RIYADH, Saudi Arabia (AP) Cradling her four-month-old daughter, Nour Obeid scans the car showroom and heads to the mid-sized SUVs.
In the past, a woman looking to buy a car in Saudi Arabia would focus on the features in the back, but Obeid is checking out the driver’s seat, picturing herself doing grocery store runs or school drop-offs.
This Sunday, the kingdom will lift the world‘s only ban on women driving, a milestone for women who have had to rely on drivers, male relatives, taxis and ride-hailing services to get to work, go shopping and get around.
The move could help boost the Saudi economy by ensuring stronger female participation in the workforce, meaning increased household incomes.
Car companies also see opportunity in this country of 20 million people, half of them female. Ahead of the ban being lifted, they’ve put Saudi saleswomen on showroom floors and targeted potential new drivers with advertising and social media marketing.
Still, car sales are expected to increase between six and 10 percent once women start driving, the chairman of the national committee for cars at the Council of Saudi Chambers told the daily Saudi Gazette.
None can drive until the ban is officially lifted.
Many haven’t had a chance to take the gender-segregated driving courses that were first offered to women only a few months ago. There’s also a waitlist of several months for a course at Princess Nora University in Riyadh.
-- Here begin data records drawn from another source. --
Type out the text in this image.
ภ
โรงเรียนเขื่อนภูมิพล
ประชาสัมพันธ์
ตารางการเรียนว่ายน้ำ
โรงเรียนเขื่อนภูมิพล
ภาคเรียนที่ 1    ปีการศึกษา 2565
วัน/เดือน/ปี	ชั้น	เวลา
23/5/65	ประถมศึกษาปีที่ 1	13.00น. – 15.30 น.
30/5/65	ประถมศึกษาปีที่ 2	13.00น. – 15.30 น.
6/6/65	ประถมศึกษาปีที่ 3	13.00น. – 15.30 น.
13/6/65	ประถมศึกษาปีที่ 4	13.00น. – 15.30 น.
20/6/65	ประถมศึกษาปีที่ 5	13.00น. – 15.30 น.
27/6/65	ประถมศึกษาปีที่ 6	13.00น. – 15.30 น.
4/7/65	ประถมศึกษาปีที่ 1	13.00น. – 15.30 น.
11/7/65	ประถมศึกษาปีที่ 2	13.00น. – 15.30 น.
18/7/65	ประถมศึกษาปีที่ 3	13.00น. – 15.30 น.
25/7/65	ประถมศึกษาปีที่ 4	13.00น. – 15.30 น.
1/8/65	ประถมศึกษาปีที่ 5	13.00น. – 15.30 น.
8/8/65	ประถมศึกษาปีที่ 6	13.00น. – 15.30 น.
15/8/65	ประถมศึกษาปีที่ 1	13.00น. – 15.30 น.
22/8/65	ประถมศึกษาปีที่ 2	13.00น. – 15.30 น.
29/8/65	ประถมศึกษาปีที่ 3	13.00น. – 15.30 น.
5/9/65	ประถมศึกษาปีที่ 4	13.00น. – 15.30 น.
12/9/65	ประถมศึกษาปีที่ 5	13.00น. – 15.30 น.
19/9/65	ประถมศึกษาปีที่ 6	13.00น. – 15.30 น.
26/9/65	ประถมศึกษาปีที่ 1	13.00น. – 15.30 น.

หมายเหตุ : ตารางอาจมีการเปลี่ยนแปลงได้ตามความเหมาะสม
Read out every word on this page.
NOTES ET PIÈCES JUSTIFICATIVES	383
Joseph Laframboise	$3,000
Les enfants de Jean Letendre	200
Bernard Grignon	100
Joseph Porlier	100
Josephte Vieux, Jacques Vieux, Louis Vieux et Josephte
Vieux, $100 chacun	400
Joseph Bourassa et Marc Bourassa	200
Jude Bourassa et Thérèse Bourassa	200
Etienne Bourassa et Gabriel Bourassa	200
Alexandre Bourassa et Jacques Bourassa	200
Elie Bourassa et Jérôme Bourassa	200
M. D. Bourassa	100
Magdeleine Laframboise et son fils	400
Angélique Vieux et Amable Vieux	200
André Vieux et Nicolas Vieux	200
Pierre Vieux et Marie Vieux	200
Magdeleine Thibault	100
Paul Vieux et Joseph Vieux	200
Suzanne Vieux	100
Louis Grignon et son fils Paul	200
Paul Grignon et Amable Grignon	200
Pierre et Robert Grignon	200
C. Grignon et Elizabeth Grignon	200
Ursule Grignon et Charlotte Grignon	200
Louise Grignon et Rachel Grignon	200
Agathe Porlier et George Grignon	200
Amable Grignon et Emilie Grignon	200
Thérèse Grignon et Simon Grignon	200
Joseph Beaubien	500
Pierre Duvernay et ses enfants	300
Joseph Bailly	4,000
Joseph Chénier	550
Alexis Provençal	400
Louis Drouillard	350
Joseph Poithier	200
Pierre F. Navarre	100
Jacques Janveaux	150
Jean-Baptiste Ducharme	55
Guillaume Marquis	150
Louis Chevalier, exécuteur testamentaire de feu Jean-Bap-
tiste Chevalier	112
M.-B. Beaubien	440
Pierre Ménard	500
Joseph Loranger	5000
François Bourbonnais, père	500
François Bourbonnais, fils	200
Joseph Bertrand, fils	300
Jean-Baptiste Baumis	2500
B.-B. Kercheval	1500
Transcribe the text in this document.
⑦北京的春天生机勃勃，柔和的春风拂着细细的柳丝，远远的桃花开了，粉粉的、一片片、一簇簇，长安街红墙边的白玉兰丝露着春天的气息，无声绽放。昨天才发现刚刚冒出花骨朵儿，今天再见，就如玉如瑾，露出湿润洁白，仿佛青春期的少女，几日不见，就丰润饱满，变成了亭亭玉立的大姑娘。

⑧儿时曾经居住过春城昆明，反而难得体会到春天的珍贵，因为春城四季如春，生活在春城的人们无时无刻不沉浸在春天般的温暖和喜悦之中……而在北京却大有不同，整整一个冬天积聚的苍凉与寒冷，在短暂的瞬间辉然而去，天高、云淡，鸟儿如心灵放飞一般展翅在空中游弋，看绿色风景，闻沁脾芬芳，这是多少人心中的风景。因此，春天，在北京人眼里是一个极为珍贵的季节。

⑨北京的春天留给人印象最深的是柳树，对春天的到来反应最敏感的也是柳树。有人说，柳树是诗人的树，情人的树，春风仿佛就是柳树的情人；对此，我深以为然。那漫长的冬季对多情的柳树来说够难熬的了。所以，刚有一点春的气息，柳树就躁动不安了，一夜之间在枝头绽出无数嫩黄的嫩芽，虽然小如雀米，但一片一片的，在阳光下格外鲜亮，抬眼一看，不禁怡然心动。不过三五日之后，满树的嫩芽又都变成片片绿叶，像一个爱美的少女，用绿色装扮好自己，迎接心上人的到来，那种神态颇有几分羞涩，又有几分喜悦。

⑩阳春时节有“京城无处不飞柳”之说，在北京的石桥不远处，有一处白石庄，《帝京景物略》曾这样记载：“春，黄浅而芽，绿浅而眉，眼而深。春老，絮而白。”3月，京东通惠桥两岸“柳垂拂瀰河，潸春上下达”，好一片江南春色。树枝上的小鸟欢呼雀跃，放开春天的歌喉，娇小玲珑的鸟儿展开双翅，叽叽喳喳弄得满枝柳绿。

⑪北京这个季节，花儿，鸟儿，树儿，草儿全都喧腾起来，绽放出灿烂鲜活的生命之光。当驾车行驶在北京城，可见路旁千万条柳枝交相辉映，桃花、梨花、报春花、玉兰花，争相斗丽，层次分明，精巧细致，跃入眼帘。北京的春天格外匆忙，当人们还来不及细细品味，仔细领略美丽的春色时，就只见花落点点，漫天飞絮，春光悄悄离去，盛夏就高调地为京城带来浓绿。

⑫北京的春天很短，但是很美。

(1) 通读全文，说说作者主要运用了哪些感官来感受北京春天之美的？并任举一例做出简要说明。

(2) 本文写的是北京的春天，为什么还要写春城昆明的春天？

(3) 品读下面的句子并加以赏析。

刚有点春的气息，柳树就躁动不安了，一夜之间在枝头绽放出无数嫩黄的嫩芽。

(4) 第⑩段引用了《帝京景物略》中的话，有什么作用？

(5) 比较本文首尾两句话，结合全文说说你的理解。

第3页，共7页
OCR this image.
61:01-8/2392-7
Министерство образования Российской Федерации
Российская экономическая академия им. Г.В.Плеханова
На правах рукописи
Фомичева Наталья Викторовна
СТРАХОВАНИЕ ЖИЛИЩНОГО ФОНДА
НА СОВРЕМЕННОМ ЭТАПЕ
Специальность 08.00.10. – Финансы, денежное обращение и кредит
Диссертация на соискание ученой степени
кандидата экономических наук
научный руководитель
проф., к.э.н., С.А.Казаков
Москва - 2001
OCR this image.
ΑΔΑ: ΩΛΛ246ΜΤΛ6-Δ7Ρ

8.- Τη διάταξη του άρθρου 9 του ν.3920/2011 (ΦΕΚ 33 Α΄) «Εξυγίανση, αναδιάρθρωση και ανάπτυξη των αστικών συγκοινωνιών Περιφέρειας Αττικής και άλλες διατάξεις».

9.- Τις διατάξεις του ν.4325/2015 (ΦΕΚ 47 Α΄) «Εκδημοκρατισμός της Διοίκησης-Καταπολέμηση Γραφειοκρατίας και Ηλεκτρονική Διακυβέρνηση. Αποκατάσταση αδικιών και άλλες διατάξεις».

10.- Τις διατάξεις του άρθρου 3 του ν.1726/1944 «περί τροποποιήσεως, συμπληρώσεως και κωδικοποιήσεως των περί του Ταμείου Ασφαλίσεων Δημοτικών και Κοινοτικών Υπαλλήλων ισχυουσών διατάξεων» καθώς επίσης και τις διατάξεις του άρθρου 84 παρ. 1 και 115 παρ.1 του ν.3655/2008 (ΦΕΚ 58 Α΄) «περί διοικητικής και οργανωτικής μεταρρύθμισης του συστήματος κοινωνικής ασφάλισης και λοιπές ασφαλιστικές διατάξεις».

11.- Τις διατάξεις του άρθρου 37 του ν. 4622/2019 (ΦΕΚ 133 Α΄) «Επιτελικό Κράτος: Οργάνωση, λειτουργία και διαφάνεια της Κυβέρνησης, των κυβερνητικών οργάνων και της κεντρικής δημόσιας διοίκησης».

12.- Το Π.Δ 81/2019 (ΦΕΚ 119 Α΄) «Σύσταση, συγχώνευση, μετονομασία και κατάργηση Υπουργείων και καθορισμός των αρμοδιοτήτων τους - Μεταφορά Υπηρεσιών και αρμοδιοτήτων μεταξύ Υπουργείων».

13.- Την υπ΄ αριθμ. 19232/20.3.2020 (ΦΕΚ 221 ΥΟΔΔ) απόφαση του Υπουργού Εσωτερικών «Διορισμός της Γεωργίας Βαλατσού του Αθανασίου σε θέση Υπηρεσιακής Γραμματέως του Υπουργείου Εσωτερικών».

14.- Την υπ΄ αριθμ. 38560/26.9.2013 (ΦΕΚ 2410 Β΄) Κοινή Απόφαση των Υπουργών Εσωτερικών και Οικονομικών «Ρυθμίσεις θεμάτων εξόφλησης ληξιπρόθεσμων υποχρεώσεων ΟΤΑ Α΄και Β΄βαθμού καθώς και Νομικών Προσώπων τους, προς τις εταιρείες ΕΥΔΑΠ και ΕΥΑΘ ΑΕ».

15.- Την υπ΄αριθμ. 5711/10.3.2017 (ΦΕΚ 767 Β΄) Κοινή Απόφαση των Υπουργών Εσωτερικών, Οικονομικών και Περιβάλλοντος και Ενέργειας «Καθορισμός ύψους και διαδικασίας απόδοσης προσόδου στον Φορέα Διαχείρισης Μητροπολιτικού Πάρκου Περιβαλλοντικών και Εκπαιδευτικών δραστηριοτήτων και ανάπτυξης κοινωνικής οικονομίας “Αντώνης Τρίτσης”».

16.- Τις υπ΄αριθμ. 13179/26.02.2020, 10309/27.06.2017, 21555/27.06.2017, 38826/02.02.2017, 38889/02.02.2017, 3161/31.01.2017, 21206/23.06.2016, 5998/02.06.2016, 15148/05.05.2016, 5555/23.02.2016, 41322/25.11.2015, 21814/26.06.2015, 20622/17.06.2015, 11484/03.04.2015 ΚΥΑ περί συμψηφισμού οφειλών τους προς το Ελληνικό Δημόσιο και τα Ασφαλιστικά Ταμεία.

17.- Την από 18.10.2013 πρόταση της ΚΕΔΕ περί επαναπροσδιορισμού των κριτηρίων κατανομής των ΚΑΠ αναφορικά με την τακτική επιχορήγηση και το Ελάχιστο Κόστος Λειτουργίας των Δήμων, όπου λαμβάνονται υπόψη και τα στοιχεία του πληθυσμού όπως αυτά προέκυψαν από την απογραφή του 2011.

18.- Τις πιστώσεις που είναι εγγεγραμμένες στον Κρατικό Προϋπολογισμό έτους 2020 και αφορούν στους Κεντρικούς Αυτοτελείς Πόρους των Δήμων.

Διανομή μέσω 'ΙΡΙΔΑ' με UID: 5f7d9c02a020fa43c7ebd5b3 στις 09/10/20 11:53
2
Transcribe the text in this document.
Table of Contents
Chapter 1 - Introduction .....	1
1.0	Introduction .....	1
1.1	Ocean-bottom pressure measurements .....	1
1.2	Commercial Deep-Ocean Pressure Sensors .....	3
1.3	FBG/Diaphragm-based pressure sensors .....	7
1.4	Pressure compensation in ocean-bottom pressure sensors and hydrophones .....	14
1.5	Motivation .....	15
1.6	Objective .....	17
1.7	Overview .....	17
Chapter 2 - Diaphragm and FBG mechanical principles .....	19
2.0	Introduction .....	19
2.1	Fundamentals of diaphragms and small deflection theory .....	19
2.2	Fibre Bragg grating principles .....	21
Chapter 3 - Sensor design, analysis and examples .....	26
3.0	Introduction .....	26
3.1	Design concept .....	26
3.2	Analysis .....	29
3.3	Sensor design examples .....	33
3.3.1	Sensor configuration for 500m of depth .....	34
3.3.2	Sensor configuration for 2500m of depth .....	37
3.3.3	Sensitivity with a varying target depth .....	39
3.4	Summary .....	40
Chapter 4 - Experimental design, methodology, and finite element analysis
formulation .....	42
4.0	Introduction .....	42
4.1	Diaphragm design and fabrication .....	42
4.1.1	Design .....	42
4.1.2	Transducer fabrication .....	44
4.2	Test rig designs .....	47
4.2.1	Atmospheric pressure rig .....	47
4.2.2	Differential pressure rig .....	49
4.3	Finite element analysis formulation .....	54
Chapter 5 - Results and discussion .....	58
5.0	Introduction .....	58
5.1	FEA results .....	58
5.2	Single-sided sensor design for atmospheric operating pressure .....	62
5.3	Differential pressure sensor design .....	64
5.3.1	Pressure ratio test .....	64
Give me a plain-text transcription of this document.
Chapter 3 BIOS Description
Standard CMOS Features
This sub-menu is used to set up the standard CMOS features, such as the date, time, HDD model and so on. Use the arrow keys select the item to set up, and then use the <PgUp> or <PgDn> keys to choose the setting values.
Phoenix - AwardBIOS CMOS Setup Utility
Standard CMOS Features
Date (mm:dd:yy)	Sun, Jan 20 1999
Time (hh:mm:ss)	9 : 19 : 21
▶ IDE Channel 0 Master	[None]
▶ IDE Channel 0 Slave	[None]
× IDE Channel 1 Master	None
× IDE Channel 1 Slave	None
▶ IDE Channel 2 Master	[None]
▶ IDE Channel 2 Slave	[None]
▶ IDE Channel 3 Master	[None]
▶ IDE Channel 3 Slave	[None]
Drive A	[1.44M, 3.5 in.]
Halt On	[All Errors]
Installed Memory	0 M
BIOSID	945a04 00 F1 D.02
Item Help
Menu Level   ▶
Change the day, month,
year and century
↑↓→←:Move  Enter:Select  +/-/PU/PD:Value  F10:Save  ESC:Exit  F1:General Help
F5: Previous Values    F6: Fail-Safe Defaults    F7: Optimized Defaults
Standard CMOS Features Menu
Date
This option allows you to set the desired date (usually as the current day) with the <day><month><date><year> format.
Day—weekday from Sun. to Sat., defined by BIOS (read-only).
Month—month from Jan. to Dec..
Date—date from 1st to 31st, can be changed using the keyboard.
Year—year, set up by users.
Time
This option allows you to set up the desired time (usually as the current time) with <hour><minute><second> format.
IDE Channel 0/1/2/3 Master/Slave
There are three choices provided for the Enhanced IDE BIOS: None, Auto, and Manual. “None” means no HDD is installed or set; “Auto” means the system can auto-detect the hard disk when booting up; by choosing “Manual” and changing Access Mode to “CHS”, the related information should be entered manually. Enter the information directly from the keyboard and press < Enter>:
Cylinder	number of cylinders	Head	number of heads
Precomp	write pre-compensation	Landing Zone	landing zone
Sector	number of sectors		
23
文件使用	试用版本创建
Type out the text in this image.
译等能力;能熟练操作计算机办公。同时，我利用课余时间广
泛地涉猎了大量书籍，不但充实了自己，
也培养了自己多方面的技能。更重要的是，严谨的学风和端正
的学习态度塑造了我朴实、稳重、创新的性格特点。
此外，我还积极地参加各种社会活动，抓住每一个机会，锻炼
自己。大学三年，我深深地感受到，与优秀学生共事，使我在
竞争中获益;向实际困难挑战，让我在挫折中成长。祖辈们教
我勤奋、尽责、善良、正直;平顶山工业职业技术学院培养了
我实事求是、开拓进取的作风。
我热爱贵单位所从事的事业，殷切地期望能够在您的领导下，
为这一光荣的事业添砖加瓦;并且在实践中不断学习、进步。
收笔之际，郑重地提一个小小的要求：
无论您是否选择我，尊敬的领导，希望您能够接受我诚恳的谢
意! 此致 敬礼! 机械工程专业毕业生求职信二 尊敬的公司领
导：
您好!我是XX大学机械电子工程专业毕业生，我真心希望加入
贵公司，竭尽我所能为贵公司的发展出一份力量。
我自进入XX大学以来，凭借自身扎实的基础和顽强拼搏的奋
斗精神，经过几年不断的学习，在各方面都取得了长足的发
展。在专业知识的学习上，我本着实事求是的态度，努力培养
And the classes can be costly, running several hundred dollars.
“We were princesses ..
. We were in a good place.
Now we’re going to be in a better place,” said Maram Al-Hazer, a manager at several car showrooms, including Ford, who has two family drivers. “To be honest everyone wants to relax and sit in the backseat and have someone to drive for them.
Though women don’t need a male relative’s approval to get a driver’s license or buy a car, the moral and even financial support of a husband or father is key in this male-dominated society, where men have final say over a woman‘s ability to marry, travel abroad or obtain a passport.
Uzma Chohan, 38, has never driven and relies on a driver or her husband to go places. She prefers to run errands with her husband, which means waiting until he’s back from work in the evening or until the weekend.
“In the beginning years, like to two and three, I’m a little scared about the people. Some naughty guys, you know,” she said, giggling shyly.
Her husband, Mustafa Radwan, is encouraging her to drive and says he’d feel safer knowing that she and their two kids don’t need to rely on ride-hailing services. He’s optimistic and hopeful that Saudi men will be courteous to female drivers on the road.
Maybe it’s in the culture,” Radwan said.
Not sounding as convinced, Obeid said: “I wish there were more men like you.